Like almost all transgender kids, I fought a terrible internal battle daily for most of my per-adolescence all the way through to my young adulthood. I got very good at hiding it (that closet was as real as metaphorical), and, as far as I know, no one ever suspected a thing. I never escaped my longings, but I learned how to push the feelings down deeper and deeper. The fear that my secret would be discovered, that I would be humiliated, punished, or hurt, pervaded my everyday life.
But for one day a year, Halloween, I dreamed that I could be free of that fear. I played over and over again in my head how I could approach it. “Hey mom… wouldn’t it be funny if I went out trick-or-treating as a girl this year?” I had this vivid idea of how it might go. My mom would think it was a good idea because she wouldn’t have to buy me a costume since I could just wear some of my older sisters clothes.
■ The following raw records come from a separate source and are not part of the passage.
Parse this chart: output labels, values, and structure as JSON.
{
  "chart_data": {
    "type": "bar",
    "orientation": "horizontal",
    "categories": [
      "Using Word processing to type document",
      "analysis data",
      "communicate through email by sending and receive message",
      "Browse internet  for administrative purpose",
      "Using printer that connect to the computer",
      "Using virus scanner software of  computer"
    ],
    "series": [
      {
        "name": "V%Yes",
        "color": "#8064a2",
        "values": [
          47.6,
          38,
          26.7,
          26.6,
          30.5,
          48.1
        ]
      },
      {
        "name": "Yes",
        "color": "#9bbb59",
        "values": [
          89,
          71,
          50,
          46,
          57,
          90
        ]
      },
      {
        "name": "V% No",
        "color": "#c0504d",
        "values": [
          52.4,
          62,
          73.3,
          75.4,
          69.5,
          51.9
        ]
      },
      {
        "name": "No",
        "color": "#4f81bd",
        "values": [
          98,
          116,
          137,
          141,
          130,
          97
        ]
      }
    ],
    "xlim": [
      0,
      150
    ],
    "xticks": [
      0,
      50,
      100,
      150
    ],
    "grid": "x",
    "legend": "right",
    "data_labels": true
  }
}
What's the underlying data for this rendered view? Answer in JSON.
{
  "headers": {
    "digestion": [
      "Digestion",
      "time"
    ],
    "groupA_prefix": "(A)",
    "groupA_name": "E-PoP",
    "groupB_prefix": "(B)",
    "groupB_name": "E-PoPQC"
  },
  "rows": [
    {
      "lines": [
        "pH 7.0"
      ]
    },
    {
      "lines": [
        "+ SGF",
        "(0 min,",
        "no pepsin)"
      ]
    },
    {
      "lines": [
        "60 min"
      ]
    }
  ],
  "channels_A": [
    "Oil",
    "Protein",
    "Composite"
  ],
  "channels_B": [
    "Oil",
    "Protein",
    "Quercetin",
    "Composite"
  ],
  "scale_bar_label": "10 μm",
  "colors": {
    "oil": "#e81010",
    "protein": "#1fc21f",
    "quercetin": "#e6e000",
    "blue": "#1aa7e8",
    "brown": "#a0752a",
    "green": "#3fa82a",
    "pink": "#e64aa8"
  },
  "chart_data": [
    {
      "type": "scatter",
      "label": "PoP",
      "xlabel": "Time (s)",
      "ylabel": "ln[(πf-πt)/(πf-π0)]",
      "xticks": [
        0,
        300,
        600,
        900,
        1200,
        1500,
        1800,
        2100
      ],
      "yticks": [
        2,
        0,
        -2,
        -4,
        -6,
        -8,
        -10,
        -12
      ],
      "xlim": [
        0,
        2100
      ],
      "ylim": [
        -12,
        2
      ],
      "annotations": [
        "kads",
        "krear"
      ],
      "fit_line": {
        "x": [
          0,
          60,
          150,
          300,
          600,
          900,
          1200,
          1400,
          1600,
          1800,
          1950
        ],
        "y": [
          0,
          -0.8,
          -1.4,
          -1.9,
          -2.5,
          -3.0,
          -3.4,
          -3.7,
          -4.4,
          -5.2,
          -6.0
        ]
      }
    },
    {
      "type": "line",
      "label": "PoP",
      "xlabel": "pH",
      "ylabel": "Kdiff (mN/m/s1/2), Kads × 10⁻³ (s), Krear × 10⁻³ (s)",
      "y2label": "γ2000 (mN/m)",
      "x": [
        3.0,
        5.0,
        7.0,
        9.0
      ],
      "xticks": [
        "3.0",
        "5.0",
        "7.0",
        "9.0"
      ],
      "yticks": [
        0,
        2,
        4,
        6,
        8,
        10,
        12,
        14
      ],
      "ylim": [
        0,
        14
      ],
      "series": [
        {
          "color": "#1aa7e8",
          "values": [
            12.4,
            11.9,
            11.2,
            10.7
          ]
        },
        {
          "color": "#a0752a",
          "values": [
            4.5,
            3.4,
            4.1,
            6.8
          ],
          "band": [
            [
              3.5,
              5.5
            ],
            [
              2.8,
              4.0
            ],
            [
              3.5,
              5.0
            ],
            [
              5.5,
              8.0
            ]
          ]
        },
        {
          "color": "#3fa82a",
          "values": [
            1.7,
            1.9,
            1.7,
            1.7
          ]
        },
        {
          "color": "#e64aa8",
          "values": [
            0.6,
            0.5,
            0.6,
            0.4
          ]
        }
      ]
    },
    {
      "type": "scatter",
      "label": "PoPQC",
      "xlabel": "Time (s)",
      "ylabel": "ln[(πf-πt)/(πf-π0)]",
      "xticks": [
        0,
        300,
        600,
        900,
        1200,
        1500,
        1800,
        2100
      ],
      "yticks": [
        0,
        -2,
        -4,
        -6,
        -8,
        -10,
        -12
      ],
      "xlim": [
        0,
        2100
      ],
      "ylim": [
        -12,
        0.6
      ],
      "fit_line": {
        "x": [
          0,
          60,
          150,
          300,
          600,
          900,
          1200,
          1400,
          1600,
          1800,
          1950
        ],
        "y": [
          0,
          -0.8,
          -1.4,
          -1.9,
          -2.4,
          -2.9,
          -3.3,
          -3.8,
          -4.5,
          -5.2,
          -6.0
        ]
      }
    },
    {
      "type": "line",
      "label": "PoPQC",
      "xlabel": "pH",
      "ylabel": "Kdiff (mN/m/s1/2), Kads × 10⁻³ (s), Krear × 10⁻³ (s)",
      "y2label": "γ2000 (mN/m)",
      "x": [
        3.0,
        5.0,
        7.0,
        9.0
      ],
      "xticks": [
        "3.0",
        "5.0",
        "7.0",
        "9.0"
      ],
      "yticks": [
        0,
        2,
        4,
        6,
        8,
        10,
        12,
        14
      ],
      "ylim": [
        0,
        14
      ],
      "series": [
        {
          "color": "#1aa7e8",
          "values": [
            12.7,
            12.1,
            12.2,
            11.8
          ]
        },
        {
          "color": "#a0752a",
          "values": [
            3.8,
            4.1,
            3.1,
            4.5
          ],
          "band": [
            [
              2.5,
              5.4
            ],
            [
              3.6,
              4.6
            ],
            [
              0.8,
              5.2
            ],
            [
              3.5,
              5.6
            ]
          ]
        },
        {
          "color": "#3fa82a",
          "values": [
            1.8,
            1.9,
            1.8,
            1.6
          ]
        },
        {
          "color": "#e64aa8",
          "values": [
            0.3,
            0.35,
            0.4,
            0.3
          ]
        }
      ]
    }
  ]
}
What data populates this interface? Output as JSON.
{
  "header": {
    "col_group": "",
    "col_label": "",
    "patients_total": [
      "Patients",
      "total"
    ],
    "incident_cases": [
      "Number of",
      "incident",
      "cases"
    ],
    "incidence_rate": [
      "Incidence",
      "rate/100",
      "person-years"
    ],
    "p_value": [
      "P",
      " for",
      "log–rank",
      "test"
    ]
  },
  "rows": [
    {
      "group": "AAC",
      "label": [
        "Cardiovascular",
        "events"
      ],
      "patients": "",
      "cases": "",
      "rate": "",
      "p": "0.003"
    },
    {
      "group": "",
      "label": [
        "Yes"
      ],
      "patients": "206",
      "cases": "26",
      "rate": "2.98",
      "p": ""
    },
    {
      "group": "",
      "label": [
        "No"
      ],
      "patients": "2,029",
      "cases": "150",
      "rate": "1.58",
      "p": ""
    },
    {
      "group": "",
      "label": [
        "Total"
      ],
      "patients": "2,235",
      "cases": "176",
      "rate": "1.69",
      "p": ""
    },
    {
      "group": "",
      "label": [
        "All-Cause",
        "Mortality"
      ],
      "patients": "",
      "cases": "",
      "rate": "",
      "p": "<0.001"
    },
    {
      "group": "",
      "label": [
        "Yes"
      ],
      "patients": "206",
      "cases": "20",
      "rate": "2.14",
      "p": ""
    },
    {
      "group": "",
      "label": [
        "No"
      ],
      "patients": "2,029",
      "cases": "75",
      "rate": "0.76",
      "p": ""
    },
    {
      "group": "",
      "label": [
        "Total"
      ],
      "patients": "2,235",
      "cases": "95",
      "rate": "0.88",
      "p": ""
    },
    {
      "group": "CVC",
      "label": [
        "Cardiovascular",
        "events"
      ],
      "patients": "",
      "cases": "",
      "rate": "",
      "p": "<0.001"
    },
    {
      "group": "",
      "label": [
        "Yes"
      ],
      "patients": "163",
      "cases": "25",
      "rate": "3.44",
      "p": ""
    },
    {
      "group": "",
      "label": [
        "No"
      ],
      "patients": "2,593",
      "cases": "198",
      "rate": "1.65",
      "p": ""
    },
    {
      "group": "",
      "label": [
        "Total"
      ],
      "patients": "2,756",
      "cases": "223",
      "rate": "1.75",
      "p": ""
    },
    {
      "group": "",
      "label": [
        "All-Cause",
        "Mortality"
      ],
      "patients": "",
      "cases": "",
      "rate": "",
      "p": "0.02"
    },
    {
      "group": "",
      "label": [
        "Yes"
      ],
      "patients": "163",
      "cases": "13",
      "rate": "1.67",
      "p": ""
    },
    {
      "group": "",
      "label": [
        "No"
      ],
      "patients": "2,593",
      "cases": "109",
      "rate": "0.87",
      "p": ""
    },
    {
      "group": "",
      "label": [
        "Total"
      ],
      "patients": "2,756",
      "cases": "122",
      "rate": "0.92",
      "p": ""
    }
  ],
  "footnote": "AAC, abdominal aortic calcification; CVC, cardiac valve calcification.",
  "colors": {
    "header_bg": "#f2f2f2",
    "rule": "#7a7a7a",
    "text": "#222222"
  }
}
My older sister would put makeup on me because, after all, I wouldn’t be able to wear a mask. I would look just like any other girl, and away I would go out into the world. People would then say, “you are such a pretty girl.” The next thing you know, I would get to be a girl all of the time. In just a few years people would even forget that I was ever a boy. Sadly, none of that ever happened.
By age 16, I knew that on the inside I was a girl. I wanted to be a girl on the outside more than ever, but I still fought the urge to tell anyone. I had never heard of anyone changing genders, and any time anyone was different, my friends used vile and hateful descriptions. Halloween that year was the first time that I got brave enough to experiment. I put on one of my mom’s bras (stuffed with water balloons for good measure) and a sweater that my older sister had left when she moved out. A friend’s sister loaned me a wig and some make up. Despite my bravery, I soon learned that 16 year old boys can be down right mean. I laughed it off, but it still stung.
Despite my first Halloween foray out in public ending painfully and caused me to push down my feelings even further, the most important thing that happened was when I got home. I told my mom all about me going out for Halloween that night – then I told her my struggle, my fears, my hopes, and, ultimately, my disappointment. To this day, I can never say how grateful I was for her understanding, which allowed me to talk with those who I cared about, including my future wife before we were married. I believe that that Halloween probably ended up saving my life.
To some, Halloween may be a throwaway holiday, or, like the man on television thought, a joke. But, remember that Halloween may allow some of us to get just a little bit closer to who we really are.